A Gravity Dual of RHIC Collisions

TL;DR

This paper models heavy-ion collisions using AdS/CFT, depicting the process as a gravitational collapse in AdS space that results in a black hole representing the expanding quark-gluon plasma, with novel cooling dynamics.

Contribution

It introduces a gravity dual framework for heavy-ion collisions, illustrating the entire process from initial scattering to fireball freeze-out within a holographic model.

Findings

The model describes the formation of a black hole as a dual to the expanding fireball.

Cooling rates of the fireball are faster than traditional Bjorken cooling.

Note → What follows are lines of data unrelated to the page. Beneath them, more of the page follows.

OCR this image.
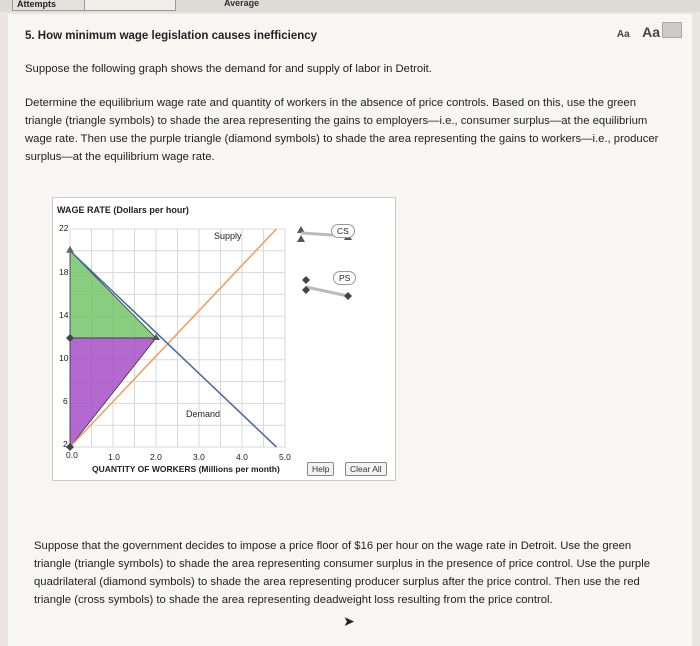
Attempts	Average
5. How minimum wage legislation causes inefficiency	Aa Aa
Suppose the following graph shows the demand for and supply of labor in Detroit.
Determine the equilibrium wage rate and quantity of workers in the absence of price controls. Based on this, use the green triangle (triangle symbols) to shade the area representing the gains to employers—i.e., consumer surplus—at the equilibrium wage rate. Then use the purple triangle (diamond symbols) to shade the area representing the gains to workers—i.e., producer surplus—at the equilibrium wage rate.
WAGE RATE (Dollars per hour)
22
18
14
10
6
2
0.0	1.0	2.0	3.0	4.0	5.0
QUANTITY OF WORKERS (Millions per month)
Supply
Demand
CS
PS
Help	Clear All
Suppose that the government decides to impose a price floor of $16 per hour on the wage rate in Detroit. Use the green triangle (triangle symbols) to shade the area representing consumer surplus in the presence of price control. Use the purple quadrilateral (diamond symbols) to shade the area representing producer surplus after the price control. Then use the red triangle (cross symbols) to shade the area representing deadweight loss resulting from the price control.
➤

The transition to confinement is modeled via a Hawking-Page transition.

Abstract

In the context of the AdS/CFT correspondence we discuss the gravity dual of a heavy-ion-like collision in a variant of ${\cal N}=4$ SYM. We provide a gravity dual picture of the entire process using a model where the scattering process creates initially a holographic shower in bulk AdS. The subsequent gravitational fall leads to a moving black hole that is gravity dual to the expanding and cooling heavy-ion fireball. The front of the fireball cools at the rate of $1/\tau$, while the core cools as $1/\sqrt{\tau}$ from a cosmological-like argument. The cooling is faster than Bjorken cooling. The fireball freezes when the dual black hole background is replaced by a confining background through the Hawking-Page transition.